Pérez was host of the radio program “El Informativo
del Pueblo” (“Bulletin of the People”) on the Jaén-based station Radio
Éxitos. Pérez, 38, had covered local crime and allegations of
government corruption.

Guevara told local reporters that her
husband had received death threats on his cell phone in the weeks prior
to his death. She said that an unknown vehicle had followed Pérez on
the afternoon of March 16.

In the days following the murder,
Guevara said she received telephone calls at home from unidentified
people who threatened to kill her and her three children, according to
Peruvian news reports. Correspondents Juan Vásquez of América
Televisión and Walter Altamirano of Radio Acajú told local reporters
that they had also been threatened after covering news of the murder.

Four
people were detained in connection with Pérez’s murder, although three
were released without charge, according to the press freedom group
Instituto Prensa y Sociedad. One suspect, José Hurtado Vásquez,
remained in custody. Jaén police accused Hurtado of hiring two local
gunmen to kill the journalist. Investigators say Hurtado was angered by
on-air criticism of his girlfriend, the director of a local nonprofit
organization, according to Peruvian press reports. Hurtado denied the
accusation, the Lima-based daily El Comercio reported.

Local colleagues and Lima-based journalists who spoke to CPJ said they were skeptical of the police investigation. According to La República,
Pérez promised during his last show that he would reveal the names of
 ”Jaén police officers who are in cahoots with drug traffickers and
protect gangs of criminals.” A few hours before the murder, several
witnesses saw Pérez and Police Commander Jorge Velezmoro Ruiz at a
local restaurant, La República reported. Velezmoro denied having seen Pérez that day, the newspaper said.

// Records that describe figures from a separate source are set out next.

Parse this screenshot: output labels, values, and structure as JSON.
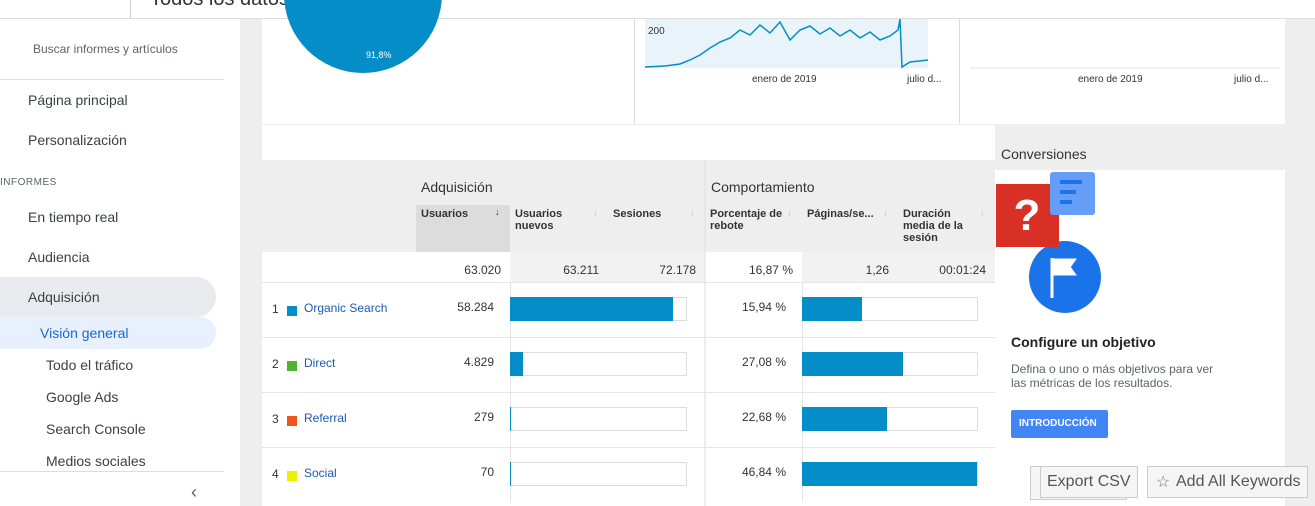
{
  "header": {
    "title": "Todos los datos de sitios web"
  },
  "sidebar": {
    "search": "Buscar informes y artículos",
    "items": [
      "Página principal",
      "Personalización"
    ],
    "section": "INFORMES",
    "reports": [
      "En tiempo real",
      "Audiencia",
      "Adquisición"
    ],
    "subitems": [
      "Visión general",
      "Todo el tráfico",
      "Google Ads",
      "Search Console",
      "Medios sociales"
    ]
  },
  "overview": {
    "pie_label": "91,8%",
    "chart1": {
      "ytick": "200",
      "xticks": [
        "enero de 2019",
        "julio d..."
      ]
    },
    "chart2": {
      "xticks": [
        "enero de 2019",
        "julio d..."
      ]
    }
  },
  "table": {
    "groups": [
      "Adquisición",
      "Comportamiento"
    ],
    "columns": [
      "Usuarios",
      "Usuarios nuevos",
      "Sesiones",
      "Porcentaje de rebote",
      "Páginas/se...",
      "Duración media de la sesión"
    ],
    "totals": [
      "63.020",
      "63.211",
      "72.178",
      "16,87 %",
      "1,26",
      "00:01:24"
    ],
    "rows": [
      {
        "rank": 1,
        "name": "Organic Search",
        "color": "#058dc7",
        "users": {
          "value": 58284,
          "label": "58.284"
        },
        "bounce": {
          "value": 15.94,
          "label": "15,94 %"
        }
      },
      {
        "rank": 2,
        "name": "Direct",
        "color": "#50b432",
        "users": {
          "value": 4829,
          "label": "4.829"
        },
        "bounce": {
          "value": 27.08,
          "label": "27,08 %"
        }
      },
      {
        "rank": 3,
        "name": "Referral",
        "color": "#ed561b",
        "users": {
          "value": 279,
          "label": "279"
        },
        "bounce": {
          "value": 22.68,
          "label": "22,68 %"
        }
      },
      {
        "rank": 4,
        "name": "Social",
        "color": "#edef00",
        "users": {
          "value": 70,
          "label": "70"
        },
        "bounce": {
          "value": 46.84,
          "label": "46,84 %"
        }
      }
    ]
  },
  "conversions": {
    "title": "Conversiones",
    "heading": "Configure un objetivo",
    "text": "Defina o uno o más objetivos para ver las métricas de los resultados.",
    "button": "INTRODUCCIÓN"
  },
  "extension": {
    "buttons": [
      "Export CSV",
      "Add All Keywords"
    ]
  }
}
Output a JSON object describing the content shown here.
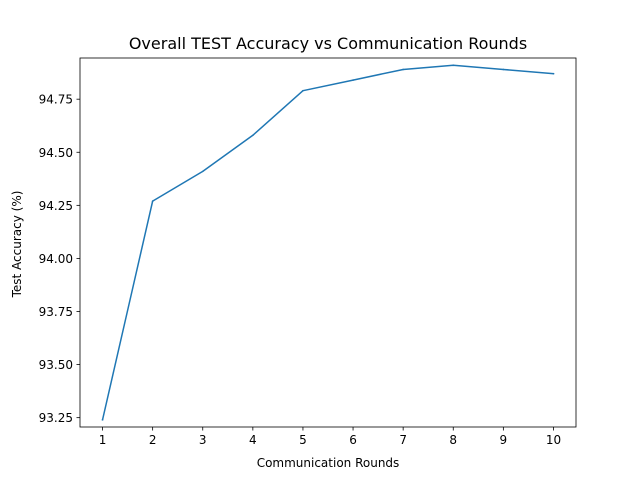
{
  "chart_data": {
    "type": "line",
    "title": "Overall TEST Accuracy vs Communication Rounds",
    "xlabel": "Communication Rounds",
    "ylabel": "Test Accuracy (%)",
    "x": [
      1,
      2,
      3,
      4,
      5,
      6,
      7,
      8,
      9,
      10
    ],
    "series": [
      {
        "values": [
          93.24,
          94.27,
          94.41,
          94.58,
          94.79,
          94.84,
          94.89,
          94.91,
          94.89,
          94.87
        ],
        "color": "#1f77b4"
      }
    ],
    "xlim": [
      0.55,
      10.45
    ],
    "ylim": [
      93.206,
      94.944
    ],
    "xticks": [
      1,
      2,
      3,
      4,
      5,
      6,
      7,
      8,
      9,
      10
    ],
    "xtick_labels": [
      "1",
      "2",
      "3",
      "4",
      "5",
      "6",
      "7",
      "8",
      "9",
      "10"
    ],
    "yticks": [
      93.25,
      93.5,
      93.75,
      94.0,
      94.25,
      94.5,
      94.75
    ],
    "ytick_labels": [
      "93.25",
      "93.50",
      "93.75",
      "94.00",
      "94.25",
      "94.50",
      "94.75"
    ],
    "grid": false,
    "legend": "none"
  }
}
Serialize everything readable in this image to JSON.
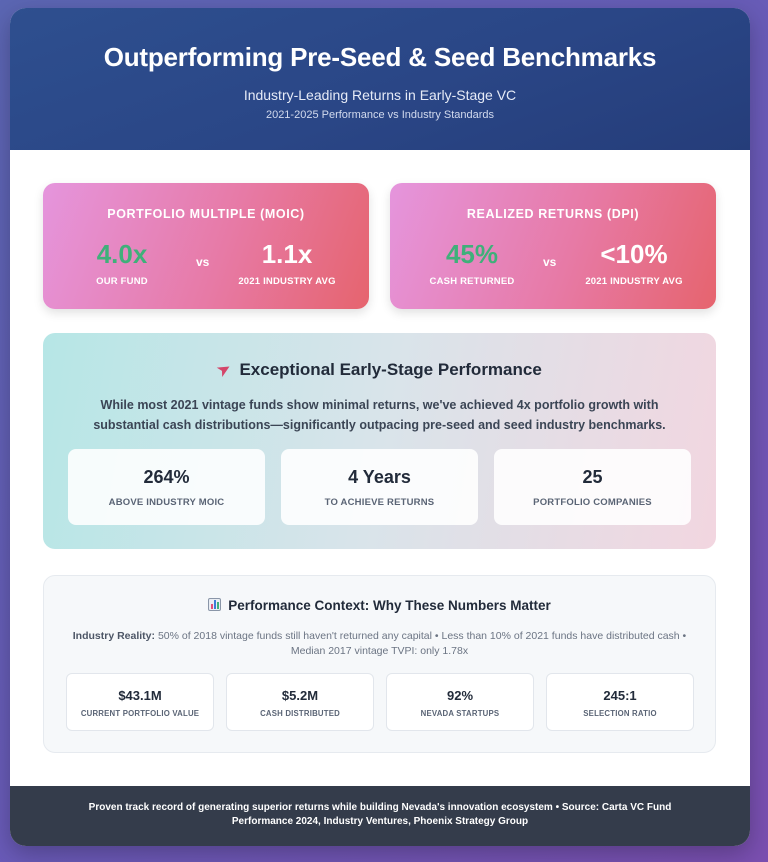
{
  "header": {
    "title": "Outperforming Pre-Seed & Seed Benchmarks",
    "subtitle": "Industry-Leading Returns in Early-Stage VC",
    "period": "2021-2025 Performance vs Industry Standards"
  },
  "metrics": [
    {
      "title": "PORTFOLIO MULTIPLE (MOIC)",
      "ours_value": "4.0x",
      "ours_label": "OUR FUND",
      "vs": "vs",
      "industry_value": "1.1x",
      "industry_label": "2021 INDUSTRY AVG"
    },
    {
      "title": "REALIZED RETURNS (DPI)",
      "ours_value": "45%",
      "ours_label": "CASH RETURNED",
      "vs": "vs",
      "industry_value": "<10%",
      "industry_label": "2021 INDUSTRY AVG"
    }
  ],
  "performance": {
    "icon": "rocket-icon",
    "title": "Exceptional Early-Stage Performance",
    "description": "While most 2021 vintage funds show minimal returns, we've achieved 4x portfolio growth with substantial cash distributions—significantly outpacing pre-seed and seed industry benchmarks.",
    "stats": [
      {
        "value": "264%",
        "label": "ABOVE INDUSTRY MOIC"
      },
      {
        "value": "4 Years",
        "label": "TO ACHIEVE RETURNS"
      },
      {
        "value": "25",
        "label": "PORTFOLIO COMPANIES"
      }
    ]
  },
  "context": {
    "icon": "bar-chart-icon",
    "title": "Performance Context: Why These Numbers Matter",
    "lead": "Industry Reality:",
    "description": "50% of 2018 vintage funds still haven't returned any capital • Less than 10% of 2021 funds have distributed cash • Median 2017 vintage TVPI: only 1.78x",
    "stats": [
      {
        "value": "$43.1M",
        "label": "CURRENT PORTFOLIO VALUE"
      },
      {
        "value": "$5.2M",
        "label": "CASH DISTRIBUTED"
      },
      {
        "value": "92%",
        "label": "NEVADA STARTUPS"
      },
      {
        "value": "245:1",
        "label": "SELECTION RATIO"
      }
    ]
  },
  "footer": {
    "text": "Proven track record of generating superior returns while building Nevada's innovation ecosystem • Source: Carta VC Fund Performance 2024, Industry Ventures, Phoenix Strategy Group"
  },
  "colors": {
    "header_bg": "#2a4686",
    "highlight_green": "#3fb07a",
    "footer_bg": "#343c4b"
  }
}
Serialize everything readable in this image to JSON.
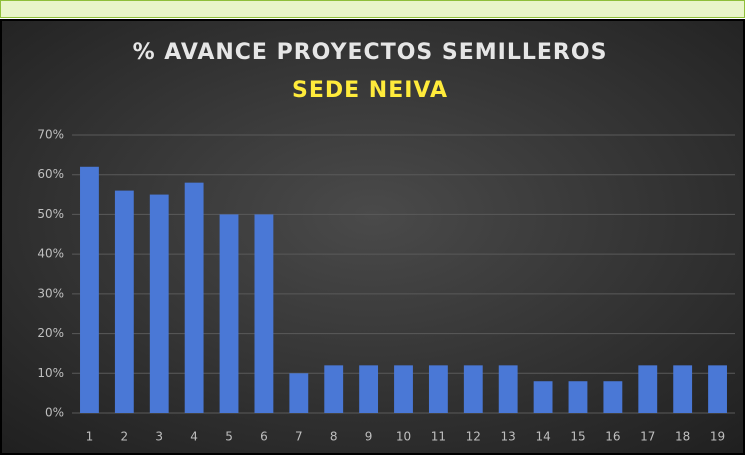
{
  "chart_data": {
    "type": "bar",
    "title": "% AVANCE PROYECTOS SEMILLEROS",
    "subtitle": "SEDE NEIVA",
    "categories": [
      "1",
      "2",
      "3",
      "4",
      "5",
      "6",
      "7",
      "8",
      "9",
      "10",
      "11",
      "12",
      "13",
      "14",
      "15",
      "16",
      "17",
      "18",
      "19"
    ],
    "values": [
      62,
      56,
      55,
      58,
      50,
      50,
      10,
      12,
      12,
      12,
      12,
      12,
      12,
      8,
      8,
      8,
      12,
      12,
      12
    ],
    "color": "#4a78d6",
    "ylim": [
      0,
      70
    ],
    "yticks": [
      {
        "value": 0,
        "label": "0%"
      },
      {
        "value": 10,
        "label": "10%"
      },
      {
        "value": 20,
        "label": "20%"
      },
      {
        "value": 30,
        "label": "30%"
      },
      {
        "value": 40,
        "label": "40%"
      },
      {
        "value": 50,
        "label": "50%"
      },
      {
        "value": 60,
        "label": "60%"
      },
      {
        "value": 70,
        "label": "70%"
      }
    ],
    "grid": true
  }
}
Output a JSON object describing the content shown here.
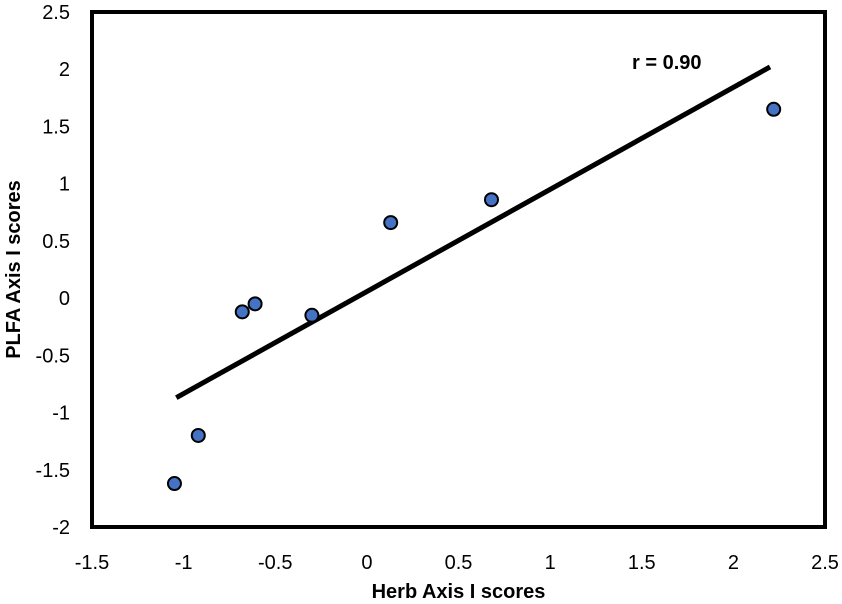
{
  "chart_data": {
    "type": "scatter",
    "title": "",
    "xlabel": "Herb Axis I scores",
    "ylabel": "PLFA Axis I scores",
    "xlim": [
      -1.5,
      2.5
    ],
    "ylim": [
      -2,
      2.5
    ],
    "x_ticks": [
      "-1.5",
      "-1",
      "-0.5",
      "0",
      "0.5",
      "1",
      "1.5",
      "2",
      "2.5"
    ],
    "y_ticks": [
      "-2",
      "-1.5",
      "-1",
      "-0.5",
      "0",
      "0.5",
      "1",
      "1.5",
      "2",
      "2.5"
    ],
    "grid": false,
    "legend": "none",
    "series": [
      {
        "points": [
          {
            "x": -1.05,
            "y": -1.62
          },
          {
            "x": -0.92,
            "y": -1.2
          },
          {
            "x": -0.68,
            "y": -0.12
          },
          {
            "x": -0.61,
            "y": -0.05
          },
          {
            "x": -0.3,
            "y": -0.15
          },
          {
            "x": 0.13,
            "y": 0.66
          },
          {
            "x": 0.68,
            "y": 0.86
          },
          {
            "x": 2.22,
            "y": 1.65
          }
        ]
      }
    ],
    "trendline": {
      "x": [
        -1.04,
        2.2
      ],
      "y": [
        -0.87,
        2.02
      ]
    },
    "annotation": "r = 0.90",
    "colors": {
      "marker_fill": "#4472c4",
      "marker_stroke": "#000000",
      "line": "#000000"
    }
  }
}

On April 16, 2008, a court in Jaén convicted
Hurtado of masterminding the slaying and sentenced him to 27 years in prison,
and Nazario Coronel Ramírez, also known as “Chamaya,” to 19 years in prison.
The court also ordered the two men to pay the journalist’s family 35,000
Peruvian sols (US$13,000) as compensation, El
Comercio
said.

The
slaying was the first involving a Peruvian journalist since the 2004
murders of two radio commentators, Alberto Rivera in Pucallpa and
Antonio de la Torre Echeandía in Yungay.